# C5W2A1 Equalize function - outputing Nan value

I looked up the equations given number 9 and 10, and the terms surrounded in red are the reason i am gettin NaN values for ouput because therse is no square root for a negative value, and for that particular part and the values given in the test we will always get a negative

The norm of u1 is not a negative number.

i fixed the problem i got the following results

cosine similarities before equalizing:
cosine_similarity(word_to_vec_map[“man”], gender) = -0.11711095765336832
cosine_similarity(word_to_vec_map[“woman”], gender) = 0.35666618846270376

cosine similarities after equalizing:
cosine_similarity(e1, gender) = -0.008596011598445372
cosine_similarity(e2, gender) = 0.007876829209969715

are these correct results ?

They show you the expected values and they don’t look like yours after equalizing. Here’s what I got:

``````cosine similarities before equalizing:
cosine_similarity(word_to_vec_map["man"], gender) =  -0.1171109576533683
cosine_similarity(word_to_vec_map["woman"], gender) =  0.35666618846270376

cosine similarities after equalizing:
cosine_similarity(e1, gender) =  -0.23871136142883795
cosine_similarity(e2, gender) =  0.23871136142883792
``````

That agrees with the expected values that they show. Please have another careful look at your code vs the formulas that they wrote out for us.

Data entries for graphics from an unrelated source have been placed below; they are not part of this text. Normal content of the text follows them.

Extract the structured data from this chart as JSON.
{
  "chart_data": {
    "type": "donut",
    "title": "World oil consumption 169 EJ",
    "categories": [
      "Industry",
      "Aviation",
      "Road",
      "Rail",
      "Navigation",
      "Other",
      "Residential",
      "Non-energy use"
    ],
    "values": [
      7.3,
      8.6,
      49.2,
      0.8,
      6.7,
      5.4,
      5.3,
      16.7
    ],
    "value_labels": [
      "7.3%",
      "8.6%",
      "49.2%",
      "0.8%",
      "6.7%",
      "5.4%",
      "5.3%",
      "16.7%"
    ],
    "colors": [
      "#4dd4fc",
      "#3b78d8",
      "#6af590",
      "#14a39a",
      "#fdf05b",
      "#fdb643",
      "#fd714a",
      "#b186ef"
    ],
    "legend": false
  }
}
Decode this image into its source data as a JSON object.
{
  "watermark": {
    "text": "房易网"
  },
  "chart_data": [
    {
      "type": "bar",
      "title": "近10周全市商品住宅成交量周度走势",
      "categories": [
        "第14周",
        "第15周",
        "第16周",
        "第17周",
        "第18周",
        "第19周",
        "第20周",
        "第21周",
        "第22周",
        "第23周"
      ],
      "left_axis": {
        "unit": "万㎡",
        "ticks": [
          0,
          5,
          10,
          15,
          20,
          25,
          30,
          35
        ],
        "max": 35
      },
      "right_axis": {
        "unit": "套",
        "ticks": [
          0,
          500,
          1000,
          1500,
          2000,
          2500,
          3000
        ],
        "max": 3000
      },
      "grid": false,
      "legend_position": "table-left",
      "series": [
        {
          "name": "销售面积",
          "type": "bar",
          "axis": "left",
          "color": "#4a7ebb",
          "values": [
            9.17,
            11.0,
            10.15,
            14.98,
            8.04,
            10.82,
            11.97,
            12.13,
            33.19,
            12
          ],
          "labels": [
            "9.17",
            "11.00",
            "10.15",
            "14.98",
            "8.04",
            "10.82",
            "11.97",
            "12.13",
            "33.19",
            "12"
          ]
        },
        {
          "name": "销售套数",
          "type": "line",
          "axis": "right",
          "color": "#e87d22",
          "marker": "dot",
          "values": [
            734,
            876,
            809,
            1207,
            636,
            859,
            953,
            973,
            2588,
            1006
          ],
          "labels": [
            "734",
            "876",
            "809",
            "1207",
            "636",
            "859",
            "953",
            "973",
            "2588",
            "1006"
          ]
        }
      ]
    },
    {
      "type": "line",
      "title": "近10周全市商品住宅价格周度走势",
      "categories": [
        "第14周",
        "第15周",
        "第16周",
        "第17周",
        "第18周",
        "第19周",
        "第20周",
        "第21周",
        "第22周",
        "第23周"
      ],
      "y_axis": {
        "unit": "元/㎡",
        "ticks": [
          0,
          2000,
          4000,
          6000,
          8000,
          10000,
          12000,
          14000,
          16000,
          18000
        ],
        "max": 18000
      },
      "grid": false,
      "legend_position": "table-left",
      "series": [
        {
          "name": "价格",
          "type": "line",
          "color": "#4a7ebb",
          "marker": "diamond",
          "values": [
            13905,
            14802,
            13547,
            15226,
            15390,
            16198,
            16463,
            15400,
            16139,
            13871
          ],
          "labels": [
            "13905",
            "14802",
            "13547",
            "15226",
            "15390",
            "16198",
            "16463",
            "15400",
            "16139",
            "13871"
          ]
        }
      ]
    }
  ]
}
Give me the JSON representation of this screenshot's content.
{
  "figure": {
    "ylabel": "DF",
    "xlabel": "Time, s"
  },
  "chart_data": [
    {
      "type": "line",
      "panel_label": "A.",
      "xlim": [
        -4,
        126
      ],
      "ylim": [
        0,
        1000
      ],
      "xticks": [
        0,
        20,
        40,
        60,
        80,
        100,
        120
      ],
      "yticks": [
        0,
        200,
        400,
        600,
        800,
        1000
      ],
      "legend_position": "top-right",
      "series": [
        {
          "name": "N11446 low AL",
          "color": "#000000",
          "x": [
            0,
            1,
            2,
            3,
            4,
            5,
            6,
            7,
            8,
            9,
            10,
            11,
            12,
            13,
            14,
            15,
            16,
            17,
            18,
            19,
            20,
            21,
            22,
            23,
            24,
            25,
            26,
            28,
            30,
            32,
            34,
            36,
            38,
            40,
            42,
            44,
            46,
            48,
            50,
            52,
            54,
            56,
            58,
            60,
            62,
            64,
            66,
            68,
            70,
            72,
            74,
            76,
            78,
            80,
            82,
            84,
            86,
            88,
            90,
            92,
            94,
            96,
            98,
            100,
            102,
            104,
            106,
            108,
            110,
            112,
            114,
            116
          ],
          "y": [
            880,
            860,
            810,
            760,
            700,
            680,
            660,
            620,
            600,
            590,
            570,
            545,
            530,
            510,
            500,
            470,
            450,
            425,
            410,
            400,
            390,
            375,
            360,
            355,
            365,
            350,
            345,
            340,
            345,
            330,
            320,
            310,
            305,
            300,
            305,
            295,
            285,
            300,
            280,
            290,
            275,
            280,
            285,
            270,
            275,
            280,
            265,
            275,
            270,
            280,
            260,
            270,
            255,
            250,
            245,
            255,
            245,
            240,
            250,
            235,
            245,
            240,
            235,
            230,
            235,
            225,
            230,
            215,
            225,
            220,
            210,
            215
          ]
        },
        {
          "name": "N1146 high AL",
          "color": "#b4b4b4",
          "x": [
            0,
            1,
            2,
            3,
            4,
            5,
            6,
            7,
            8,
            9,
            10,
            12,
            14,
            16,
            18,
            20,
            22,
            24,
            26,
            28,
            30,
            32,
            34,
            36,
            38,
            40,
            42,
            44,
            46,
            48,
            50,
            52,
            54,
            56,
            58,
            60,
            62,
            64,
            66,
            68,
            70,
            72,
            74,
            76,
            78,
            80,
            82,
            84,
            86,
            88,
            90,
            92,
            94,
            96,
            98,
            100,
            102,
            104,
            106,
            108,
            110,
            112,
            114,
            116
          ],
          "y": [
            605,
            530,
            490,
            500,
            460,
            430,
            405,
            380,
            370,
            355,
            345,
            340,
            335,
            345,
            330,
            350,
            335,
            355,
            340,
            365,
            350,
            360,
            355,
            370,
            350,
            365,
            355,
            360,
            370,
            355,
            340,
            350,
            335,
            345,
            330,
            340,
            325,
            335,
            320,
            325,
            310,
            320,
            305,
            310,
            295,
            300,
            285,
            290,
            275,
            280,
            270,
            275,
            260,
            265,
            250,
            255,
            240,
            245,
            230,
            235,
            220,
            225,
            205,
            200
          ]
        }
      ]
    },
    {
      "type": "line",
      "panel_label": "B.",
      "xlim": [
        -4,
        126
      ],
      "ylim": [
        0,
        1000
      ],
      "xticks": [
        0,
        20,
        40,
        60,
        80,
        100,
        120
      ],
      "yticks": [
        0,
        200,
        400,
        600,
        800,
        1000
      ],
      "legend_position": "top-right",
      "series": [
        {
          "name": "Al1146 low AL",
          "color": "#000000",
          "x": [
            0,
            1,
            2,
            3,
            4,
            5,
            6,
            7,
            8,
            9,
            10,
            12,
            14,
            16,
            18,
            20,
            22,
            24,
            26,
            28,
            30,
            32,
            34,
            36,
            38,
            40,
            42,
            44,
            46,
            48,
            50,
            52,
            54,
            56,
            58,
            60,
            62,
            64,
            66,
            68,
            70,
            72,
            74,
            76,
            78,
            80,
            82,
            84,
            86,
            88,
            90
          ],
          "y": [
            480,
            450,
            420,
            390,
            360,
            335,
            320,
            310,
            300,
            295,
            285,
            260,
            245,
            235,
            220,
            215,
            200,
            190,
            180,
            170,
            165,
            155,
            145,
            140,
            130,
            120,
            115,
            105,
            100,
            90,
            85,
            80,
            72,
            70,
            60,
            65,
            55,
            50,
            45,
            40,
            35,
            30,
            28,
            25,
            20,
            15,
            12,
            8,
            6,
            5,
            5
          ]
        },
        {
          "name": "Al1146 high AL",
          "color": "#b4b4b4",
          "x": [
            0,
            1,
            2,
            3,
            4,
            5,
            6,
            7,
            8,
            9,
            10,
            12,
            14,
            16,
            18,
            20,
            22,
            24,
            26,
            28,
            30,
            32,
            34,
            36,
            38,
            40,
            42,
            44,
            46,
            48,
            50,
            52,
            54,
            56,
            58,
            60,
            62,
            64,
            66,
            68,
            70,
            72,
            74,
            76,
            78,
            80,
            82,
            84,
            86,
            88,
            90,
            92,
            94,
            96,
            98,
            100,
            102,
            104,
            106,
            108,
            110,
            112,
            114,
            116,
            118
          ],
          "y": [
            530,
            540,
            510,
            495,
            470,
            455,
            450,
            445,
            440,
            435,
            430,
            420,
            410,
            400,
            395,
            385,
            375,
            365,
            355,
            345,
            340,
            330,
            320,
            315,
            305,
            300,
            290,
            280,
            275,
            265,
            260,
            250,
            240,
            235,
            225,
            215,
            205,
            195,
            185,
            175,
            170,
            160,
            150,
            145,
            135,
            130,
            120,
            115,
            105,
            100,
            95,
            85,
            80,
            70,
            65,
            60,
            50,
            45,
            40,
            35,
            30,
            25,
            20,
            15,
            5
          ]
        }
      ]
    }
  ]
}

One thing to be careful of is the notation there for the norms. They like to use the “sub 2” everywhere to indicate that these are “2-norms”. But notice that sometimes they also square the norms. If it says this:

||v||_2

then that is just a plain norm given by `np.linalg.norm(v)`. But if they say this:

||w||_2^2

then it is the square of the 2-norm of w. So you have to observe carefully which is being asked for.

One other implementation note about computing the square of a 2-norm. You can do that by writing

`np.square(np.linalg.norm(w))`

but that is very inefficient, because you compute the sum of the squares, take the square root of that and then square it. Taking square roots is computationally expensive and you’ve completely wasted that compute if what you really wanted was the square of the norm. The more efficient way to compute that would be:

`np.sum(np.square(w))`

So you’re just doing the square of all the elements and then adding them up.